CVE-2026-33297

Summary

The setPassword.json.php endpoint in the CustomizeUser plugin allows administrators to set a channel password for any user. Due to a logic error in how the submitted password value is processed, any password containing non-numeric characters is silently coerced to the integer zero before being stored. This means that regardless of the intended password, the stored channel password becomes 0, which any visitor can trivially guess to bypass channel-level access control.

Details

The endpoint correctly restricts access to administrators only, but the password value submitted via the ProfilePassword request parameter is processed with intval() before being passed to User::setProfilePassword(). The relevant code is:

$obj->ProfilePassword = intval(@$_REQUEST['ProfilePassword']);
$obj->users_id = $users_id;
$obj->response = User::setProfilePassword($users_id, $obj->ProfilePassword);

The call to intval() on an alphanumeric string such as secretabc123 returns 0. This silently discards the intended password value and stores 0 as the channel password instead. Because the coercion is silent, the administrator receives no error or warning and has no indication that the password they set was not stored correctly. Any visitor to the channel who enters 0 as the password will be granted access, completely defeating the channel password protection feature.

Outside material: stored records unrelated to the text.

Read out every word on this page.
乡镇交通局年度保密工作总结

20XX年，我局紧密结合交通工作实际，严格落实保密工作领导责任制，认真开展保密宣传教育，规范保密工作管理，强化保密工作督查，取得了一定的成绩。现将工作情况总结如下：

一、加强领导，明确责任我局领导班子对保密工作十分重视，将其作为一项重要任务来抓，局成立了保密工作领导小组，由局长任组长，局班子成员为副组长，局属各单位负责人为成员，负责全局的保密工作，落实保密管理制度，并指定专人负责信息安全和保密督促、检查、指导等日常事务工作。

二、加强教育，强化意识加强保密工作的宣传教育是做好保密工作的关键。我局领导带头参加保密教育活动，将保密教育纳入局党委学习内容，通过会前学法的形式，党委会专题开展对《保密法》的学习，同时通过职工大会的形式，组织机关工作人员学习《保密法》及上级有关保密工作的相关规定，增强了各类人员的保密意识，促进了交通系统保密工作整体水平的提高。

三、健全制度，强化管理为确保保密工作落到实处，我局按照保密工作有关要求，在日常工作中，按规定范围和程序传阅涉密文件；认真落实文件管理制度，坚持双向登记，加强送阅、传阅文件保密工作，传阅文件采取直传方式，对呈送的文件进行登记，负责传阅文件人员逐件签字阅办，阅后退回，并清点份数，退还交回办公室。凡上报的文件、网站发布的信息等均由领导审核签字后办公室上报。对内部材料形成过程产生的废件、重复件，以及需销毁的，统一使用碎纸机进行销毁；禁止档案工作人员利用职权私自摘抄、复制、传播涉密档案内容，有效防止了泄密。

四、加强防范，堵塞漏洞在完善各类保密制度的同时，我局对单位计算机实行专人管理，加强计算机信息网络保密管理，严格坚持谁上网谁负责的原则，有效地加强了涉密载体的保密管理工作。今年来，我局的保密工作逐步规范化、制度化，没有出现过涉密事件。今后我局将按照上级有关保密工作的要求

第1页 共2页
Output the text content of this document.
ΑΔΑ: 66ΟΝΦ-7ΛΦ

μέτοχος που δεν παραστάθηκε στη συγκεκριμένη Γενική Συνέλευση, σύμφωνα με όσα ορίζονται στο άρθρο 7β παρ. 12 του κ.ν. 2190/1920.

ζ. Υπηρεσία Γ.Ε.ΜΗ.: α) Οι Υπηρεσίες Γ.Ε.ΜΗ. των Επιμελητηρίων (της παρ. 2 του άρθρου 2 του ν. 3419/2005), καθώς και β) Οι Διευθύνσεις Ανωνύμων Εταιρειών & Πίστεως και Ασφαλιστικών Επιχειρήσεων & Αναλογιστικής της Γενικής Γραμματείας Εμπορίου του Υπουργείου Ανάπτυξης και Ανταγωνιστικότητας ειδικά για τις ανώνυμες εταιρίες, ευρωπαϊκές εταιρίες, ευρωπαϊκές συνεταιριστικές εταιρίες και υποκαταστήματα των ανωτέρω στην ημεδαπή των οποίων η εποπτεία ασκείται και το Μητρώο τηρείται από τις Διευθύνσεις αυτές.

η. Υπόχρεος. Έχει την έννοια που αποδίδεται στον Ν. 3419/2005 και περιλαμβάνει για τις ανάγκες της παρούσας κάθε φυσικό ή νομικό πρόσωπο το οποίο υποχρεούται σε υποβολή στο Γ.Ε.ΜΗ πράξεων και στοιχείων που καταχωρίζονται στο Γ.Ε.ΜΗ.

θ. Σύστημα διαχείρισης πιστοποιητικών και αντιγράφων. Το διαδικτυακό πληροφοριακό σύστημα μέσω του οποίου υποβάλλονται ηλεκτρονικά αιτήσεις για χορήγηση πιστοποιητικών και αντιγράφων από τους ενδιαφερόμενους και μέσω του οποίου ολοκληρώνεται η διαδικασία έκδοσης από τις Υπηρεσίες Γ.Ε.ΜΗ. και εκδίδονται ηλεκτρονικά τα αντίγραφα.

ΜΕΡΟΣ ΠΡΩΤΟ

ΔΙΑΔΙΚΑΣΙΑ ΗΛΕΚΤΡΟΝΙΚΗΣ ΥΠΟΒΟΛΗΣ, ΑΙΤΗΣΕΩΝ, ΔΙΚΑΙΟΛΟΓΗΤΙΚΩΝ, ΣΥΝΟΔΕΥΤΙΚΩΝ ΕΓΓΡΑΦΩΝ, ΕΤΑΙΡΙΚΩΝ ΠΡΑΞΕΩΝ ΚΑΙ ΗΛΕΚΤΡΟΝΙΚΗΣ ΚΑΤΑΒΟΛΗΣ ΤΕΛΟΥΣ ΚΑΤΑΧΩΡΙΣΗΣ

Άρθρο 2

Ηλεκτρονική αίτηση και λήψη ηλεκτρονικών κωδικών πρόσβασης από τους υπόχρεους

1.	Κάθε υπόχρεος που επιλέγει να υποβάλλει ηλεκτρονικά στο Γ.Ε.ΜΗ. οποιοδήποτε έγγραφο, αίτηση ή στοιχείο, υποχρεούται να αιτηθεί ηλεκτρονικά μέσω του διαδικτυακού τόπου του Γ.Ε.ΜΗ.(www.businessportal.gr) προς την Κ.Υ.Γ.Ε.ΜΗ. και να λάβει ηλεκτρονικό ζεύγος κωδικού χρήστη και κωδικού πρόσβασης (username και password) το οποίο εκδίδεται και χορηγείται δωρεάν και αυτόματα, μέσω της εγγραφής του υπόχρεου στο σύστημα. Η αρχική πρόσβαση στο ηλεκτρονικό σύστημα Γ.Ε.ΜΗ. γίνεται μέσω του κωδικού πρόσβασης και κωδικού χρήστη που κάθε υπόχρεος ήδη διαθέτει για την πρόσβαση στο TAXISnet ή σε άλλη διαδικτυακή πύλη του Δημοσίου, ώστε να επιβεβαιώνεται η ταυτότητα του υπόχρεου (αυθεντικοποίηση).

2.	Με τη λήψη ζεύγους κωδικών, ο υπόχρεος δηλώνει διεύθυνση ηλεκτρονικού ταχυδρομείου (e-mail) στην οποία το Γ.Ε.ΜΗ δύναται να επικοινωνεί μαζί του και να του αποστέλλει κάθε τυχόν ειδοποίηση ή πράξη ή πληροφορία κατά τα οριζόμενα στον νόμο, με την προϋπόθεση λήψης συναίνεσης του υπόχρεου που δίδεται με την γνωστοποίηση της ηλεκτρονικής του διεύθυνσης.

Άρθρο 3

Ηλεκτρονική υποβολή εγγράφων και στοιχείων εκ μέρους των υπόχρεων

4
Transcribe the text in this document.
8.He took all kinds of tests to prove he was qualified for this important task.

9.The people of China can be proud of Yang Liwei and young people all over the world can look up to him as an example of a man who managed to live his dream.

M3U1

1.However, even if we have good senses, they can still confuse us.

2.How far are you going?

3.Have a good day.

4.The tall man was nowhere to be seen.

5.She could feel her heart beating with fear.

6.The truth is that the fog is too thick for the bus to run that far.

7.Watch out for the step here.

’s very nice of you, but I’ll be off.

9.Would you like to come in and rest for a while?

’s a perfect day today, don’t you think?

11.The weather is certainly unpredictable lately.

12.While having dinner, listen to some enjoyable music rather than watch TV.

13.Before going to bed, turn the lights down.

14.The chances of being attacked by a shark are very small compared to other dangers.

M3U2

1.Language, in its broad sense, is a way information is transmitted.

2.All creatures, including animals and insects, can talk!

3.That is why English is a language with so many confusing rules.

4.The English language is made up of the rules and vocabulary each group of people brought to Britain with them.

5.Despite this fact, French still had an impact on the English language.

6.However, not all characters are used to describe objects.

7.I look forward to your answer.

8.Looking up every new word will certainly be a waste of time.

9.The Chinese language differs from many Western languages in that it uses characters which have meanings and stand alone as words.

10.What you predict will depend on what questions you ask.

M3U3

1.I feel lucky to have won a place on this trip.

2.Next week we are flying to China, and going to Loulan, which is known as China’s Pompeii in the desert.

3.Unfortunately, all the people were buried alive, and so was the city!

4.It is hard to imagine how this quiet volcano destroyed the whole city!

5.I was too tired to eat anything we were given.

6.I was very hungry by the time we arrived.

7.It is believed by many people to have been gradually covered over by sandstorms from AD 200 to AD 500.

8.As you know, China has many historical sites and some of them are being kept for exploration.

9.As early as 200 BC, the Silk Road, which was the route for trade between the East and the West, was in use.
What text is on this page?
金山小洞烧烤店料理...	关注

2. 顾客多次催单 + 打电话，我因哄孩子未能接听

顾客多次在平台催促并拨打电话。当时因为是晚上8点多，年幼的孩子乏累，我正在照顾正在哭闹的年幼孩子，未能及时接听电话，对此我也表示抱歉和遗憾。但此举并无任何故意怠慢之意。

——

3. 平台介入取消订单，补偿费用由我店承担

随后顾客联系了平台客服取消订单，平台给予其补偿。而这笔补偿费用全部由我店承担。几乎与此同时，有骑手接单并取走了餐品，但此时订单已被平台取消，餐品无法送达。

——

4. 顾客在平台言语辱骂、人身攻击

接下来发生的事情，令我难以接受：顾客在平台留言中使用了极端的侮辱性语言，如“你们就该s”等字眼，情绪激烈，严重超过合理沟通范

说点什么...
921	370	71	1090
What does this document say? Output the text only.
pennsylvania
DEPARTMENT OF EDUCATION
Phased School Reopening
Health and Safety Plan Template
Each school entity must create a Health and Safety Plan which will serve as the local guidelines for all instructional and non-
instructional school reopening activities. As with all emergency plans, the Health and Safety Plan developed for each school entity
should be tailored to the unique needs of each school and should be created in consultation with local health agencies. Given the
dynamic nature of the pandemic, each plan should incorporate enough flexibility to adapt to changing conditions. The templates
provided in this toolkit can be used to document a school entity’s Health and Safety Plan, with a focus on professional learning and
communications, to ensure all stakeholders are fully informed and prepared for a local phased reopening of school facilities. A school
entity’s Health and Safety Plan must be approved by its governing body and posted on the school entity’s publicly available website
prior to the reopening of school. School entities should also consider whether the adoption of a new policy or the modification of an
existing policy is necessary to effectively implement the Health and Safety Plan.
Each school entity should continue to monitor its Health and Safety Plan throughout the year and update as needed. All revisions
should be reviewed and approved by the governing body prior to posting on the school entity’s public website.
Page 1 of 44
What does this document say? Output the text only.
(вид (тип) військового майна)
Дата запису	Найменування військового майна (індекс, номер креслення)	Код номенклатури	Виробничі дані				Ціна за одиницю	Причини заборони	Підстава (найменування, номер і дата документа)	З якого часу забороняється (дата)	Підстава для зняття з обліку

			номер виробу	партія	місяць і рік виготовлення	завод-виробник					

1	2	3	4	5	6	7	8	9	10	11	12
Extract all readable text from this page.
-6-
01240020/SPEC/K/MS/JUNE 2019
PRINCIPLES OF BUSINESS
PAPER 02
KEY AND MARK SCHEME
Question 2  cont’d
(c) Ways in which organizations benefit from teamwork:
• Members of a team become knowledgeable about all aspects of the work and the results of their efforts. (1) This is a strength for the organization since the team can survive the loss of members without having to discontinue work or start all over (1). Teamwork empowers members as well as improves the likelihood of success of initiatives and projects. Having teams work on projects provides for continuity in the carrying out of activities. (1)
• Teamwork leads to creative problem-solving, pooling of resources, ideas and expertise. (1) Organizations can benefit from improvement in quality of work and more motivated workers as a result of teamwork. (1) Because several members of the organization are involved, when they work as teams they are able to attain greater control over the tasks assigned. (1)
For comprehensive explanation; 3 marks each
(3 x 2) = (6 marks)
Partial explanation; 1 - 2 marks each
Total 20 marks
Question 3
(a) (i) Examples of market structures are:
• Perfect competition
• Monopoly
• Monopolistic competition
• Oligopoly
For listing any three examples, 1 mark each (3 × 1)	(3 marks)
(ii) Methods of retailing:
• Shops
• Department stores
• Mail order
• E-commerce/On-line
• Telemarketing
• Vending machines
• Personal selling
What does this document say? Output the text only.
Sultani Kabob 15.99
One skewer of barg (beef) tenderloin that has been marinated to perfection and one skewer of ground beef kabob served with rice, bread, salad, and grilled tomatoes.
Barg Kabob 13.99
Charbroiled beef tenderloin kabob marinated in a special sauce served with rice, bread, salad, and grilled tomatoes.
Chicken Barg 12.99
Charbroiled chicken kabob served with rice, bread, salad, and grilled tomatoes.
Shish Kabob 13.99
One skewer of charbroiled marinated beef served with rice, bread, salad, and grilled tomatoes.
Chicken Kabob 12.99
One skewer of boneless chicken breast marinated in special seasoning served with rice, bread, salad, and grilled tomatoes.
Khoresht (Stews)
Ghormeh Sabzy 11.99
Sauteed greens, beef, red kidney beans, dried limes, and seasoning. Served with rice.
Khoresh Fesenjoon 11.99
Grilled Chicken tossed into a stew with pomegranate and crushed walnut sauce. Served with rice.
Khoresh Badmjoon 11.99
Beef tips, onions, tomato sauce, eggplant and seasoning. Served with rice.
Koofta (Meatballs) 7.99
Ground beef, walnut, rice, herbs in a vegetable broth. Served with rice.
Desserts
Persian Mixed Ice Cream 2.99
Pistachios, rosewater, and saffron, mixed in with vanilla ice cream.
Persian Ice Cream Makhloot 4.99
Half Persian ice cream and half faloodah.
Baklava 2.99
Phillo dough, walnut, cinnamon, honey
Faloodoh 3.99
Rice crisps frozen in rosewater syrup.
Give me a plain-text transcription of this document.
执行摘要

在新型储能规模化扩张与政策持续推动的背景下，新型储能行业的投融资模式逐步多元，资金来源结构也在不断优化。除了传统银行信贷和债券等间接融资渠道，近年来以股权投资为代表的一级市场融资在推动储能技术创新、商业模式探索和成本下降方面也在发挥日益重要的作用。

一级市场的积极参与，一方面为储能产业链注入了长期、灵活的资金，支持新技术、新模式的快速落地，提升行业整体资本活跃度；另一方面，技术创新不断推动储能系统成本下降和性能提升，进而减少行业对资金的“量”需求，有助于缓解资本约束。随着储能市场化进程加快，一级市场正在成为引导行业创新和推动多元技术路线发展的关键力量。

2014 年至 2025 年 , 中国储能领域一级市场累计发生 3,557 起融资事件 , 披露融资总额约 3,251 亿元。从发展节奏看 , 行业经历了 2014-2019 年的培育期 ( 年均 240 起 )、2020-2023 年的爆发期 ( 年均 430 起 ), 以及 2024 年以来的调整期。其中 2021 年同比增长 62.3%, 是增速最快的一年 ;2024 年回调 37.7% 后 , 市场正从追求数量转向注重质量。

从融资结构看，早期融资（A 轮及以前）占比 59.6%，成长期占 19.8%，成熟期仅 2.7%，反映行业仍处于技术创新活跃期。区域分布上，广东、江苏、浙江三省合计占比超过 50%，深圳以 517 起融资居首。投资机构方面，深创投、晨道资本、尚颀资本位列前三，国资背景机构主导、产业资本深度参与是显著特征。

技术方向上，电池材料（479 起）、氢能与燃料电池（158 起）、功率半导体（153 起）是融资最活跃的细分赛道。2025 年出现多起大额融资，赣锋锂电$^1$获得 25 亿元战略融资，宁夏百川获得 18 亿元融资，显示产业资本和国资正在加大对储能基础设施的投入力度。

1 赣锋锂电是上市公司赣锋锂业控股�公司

This is not a case where a malicious admin deliberately sets a weak password. The vulnerability causes well-intentioned admins to unknowingly install a trivially guessable password on any channel for which they attempt to configure a non-numeric password.

PoC

curl -s -X POST "https://target.example.com/plugin/CustomizeUser/setPassword.json.php" \
  -b "PHPSESSID=<admin_session_cookie>" \
  -d "users_id=42&ProfilePassword=secretPassword123"
curl -s -X POST "https://target.example.com/channel_password_check_endpoint" \
  -d "users_id=42&password=0"
import requests
base_url = "https://target.example.com"
session = requests.Session()
session.post(f"{base_url}/login", data={"user": "admin", "pass": "adminpass"})
session.post(
    f"{base_url}/plugin/CustomizeUser/setPassword.json.php",
    data={"users_id": "42", "ProfilePassword": "mySuperSecretPassword"}
)
resp = session.post(
    f"{base_url}/plugin/CustomizeUser/setPassword.json.php",
    data={"users_id": "42", "ProfilePassword": "0"}
)
print(resp.text)

Impact

Any administrator who sets a channel password using a non-numeric string unknowingly reduces that password to 0. Any unauthenticated or unprivileged user who simply enters 0 as the channel password can access the content that was intended to be protected. This breaks the confidentiality guarantees of the channel password protection feature across all channels managed by administrators who use alphanumeric passwords. The impact is scoped to channel-level access control and does not enable account takeover or privilege escalation, but it renders the password protection feature entirely ineffective for the common case of non-numeric passwords.